In 1988 , after much selling effort , we received a contract from the government departments involved ( the Controller of Her Majesty’s Stationary Office and the Department of Trade and Industry – neither of whom exist now ) to create model terms and conditions through which the public sector could release to the private sector in the UK all government information which was neither personal to named individual citizens or retained for security reasons.  We produced a model contract, founded a company called Information Agents Ltd to do the trades, and predicted in our final report that the two departments would face a stiff, at times impossible, battle with the rest of government to implement this.  The model contract was agreed, the agency company contracted – and almost no trades took place.

Why?  We were working on the basis that the information economy becoming increasingly important in the US,  founded on the confluence of the Paperwork Reduction Act and the Freedom of Information Act, and could be recreated in UK plc, helping to give British companies a global marketplace in information products and services in English established on the platform of a successful domestic industry resulting from public-private partnership.

And now, 22 years later and to a blaze of media triumphalism, it is here.  Following the intervention of Sir Tim Berners-Lee , and the Prime Minister saying ” Let’s Do It !”, has arrived as the agency for access and licensing.  Those who want the full story should go to the Guardian’s Charles Arthur, and then remember the long campaign fought by that newspaper in support of this cause.  I am hugely happy that this has happened, and  hope that the private sector, and all of the “accidental” publishers  flourishing on the web,  will grab this opportunity with both hands and use the data now available creatively to demonstrate what can be done.

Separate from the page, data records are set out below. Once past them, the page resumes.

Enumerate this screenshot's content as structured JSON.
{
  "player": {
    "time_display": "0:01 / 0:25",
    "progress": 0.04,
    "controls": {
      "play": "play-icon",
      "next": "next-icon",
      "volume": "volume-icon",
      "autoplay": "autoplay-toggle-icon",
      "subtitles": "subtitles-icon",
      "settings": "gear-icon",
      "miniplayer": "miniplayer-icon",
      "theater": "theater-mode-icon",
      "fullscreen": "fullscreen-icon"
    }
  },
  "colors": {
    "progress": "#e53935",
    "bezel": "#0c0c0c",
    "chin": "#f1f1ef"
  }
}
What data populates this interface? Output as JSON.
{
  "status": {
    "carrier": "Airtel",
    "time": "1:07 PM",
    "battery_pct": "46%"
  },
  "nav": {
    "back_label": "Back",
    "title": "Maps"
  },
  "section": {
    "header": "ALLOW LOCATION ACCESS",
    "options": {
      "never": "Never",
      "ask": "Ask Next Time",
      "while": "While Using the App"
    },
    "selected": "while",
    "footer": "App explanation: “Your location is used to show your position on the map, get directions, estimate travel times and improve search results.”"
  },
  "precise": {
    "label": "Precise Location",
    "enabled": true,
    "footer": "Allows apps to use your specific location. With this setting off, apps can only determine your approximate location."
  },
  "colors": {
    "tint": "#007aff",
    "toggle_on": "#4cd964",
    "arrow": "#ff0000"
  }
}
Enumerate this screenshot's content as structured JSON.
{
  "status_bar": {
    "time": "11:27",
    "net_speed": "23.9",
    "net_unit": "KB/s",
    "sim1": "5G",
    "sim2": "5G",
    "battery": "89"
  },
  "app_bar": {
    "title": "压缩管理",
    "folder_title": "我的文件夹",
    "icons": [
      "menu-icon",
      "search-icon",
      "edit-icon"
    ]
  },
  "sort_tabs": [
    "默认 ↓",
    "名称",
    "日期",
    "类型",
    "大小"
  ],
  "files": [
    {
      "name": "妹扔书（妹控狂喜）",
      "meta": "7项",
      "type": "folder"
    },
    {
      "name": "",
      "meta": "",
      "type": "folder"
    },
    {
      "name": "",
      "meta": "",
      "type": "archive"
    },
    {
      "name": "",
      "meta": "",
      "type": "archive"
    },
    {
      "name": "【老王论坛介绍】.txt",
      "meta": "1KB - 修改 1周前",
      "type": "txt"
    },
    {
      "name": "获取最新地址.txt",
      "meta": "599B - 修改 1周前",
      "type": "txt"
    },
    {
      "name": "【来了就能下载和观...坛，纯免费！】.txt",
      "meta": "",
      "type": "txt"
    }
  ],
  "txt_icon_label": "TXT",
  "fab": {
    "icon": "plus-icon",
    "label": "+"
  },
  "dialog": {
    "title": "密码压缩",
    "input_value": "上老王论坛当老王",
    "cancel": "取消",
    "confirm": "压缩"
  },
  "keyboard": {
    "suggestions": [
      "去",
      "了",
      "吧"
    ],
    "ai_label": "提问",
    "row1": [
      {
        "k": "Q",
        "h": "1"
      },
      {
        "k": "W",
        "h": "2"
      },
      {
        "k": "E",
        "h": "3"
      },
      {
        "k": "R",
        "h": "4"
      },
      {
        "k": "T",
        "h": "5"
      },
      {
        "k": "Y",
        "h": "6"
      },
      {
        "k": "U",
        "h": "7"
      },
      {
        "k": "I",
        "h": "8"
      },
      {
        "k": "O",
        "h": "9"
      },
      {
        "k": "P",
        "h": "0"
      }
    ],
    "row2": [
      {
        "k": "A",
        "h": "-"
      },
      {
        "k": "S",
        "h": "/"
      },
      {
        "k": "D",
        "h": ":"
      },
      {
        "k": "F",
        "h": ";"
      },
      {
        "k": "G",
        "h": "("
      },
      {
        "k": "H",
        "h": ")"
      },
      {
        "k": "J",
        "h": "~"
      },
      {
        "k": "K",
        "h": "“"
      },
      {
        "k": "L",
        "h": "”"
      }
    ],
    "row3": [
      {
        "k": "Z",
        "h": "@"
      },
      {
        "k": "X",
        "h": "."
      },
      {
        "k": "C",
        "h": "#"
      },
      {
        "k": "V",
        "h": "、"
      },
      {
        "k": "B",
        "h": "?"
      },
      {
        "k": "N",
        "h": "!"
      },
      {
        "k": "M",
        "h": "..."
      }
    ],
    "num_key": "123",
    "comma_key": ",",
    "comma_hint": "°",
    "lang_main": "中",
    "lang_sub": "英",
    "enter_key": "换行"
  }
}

And I am very worried.  In the intervening period I served for five years on the Advisory Panel on Public Sector Information.  I know that the government site is still only carrying a thin slice of what is available for re-use.  I know too that the last 22 years have been marked by two things: the extreme reluctance of the UK Treasury and so-called trading funds to abandon or downscale the idea of earning fees and royalties to defray the cost of collection, updating and then selling data that they have a statutory duty to collect at the taxpayer’s expense; and the whole psychology of power retention and the implicit government servant vow of omerta that surrounds the reluctance of government to divulge anything but the most basic of information for fear that it could be used against the giver.

So will the Berners Lee initiative work?  We had better hope so, since our information economy in the UK badly needs it to do so.  But Sir Tim and his colleagues need to go on a Billy Graham-style conversion campaign to re-educate government in the collaborative nature of the Web.  And win over those bastions of protected trading rights, the Meteorological Office, the Ordnance Survey, and, neither government fish nor private sector fowl, Royal Charter operations like the Environment Agency or the BBC. The resistance already have a hefty victory over postcodes( ) And then they tackle an even more difficult issue: local government.

There is certainly no scope for self-satisfaction in all of this.  Sir Tim has now made the issue real to all players, something which has taken 22 years to achieve.  It would be dreadful if the political element in all of this became a casualty of the forthcoming UK General Election.  It needs all party support.  It would be pointless to spend the next 22 years expanding the base of available content so slowly that the benefits identified by the changes were imperceptible in their impact.  And above all, we need to be aware of how easy it could be for opponents to win back some of the ground that they have lost.  A report in the Observer, the Guardian’s sister paper, indicates search analytics in the US being used to ” de-anonymize” anonymized personal data, presumably by finding patterns of activity which equate to prior behaviour.  Thank goodness few UK civil servants read the Observer: the idea that names and addresses might be re-attached to medical records, for example, would shut down epidemiological research overnight in our risk-averse culture.


Name (required)

Email (required)


Speak your mind


1 Comment so far

  1. Shane O'Neill on January 25, 2010 21:46

    You might be interetse din Francis Maude’s comments tonight at a LOCUS seminar – and I quote verbatim – with reference to the Berners Lee/Shadbolt Making Public Data Public initiative:
    “…(you will see) a high degree of continuity (in policy after the election)…we propose to carry it forward…we look forward to working with Nigel and Tim….we shall introduce a Right to Dat…etc” and more of similar ilk.
    Perhaps all it needed was an injection into APPSI of more vigorous minds to produce the change that the author desires!!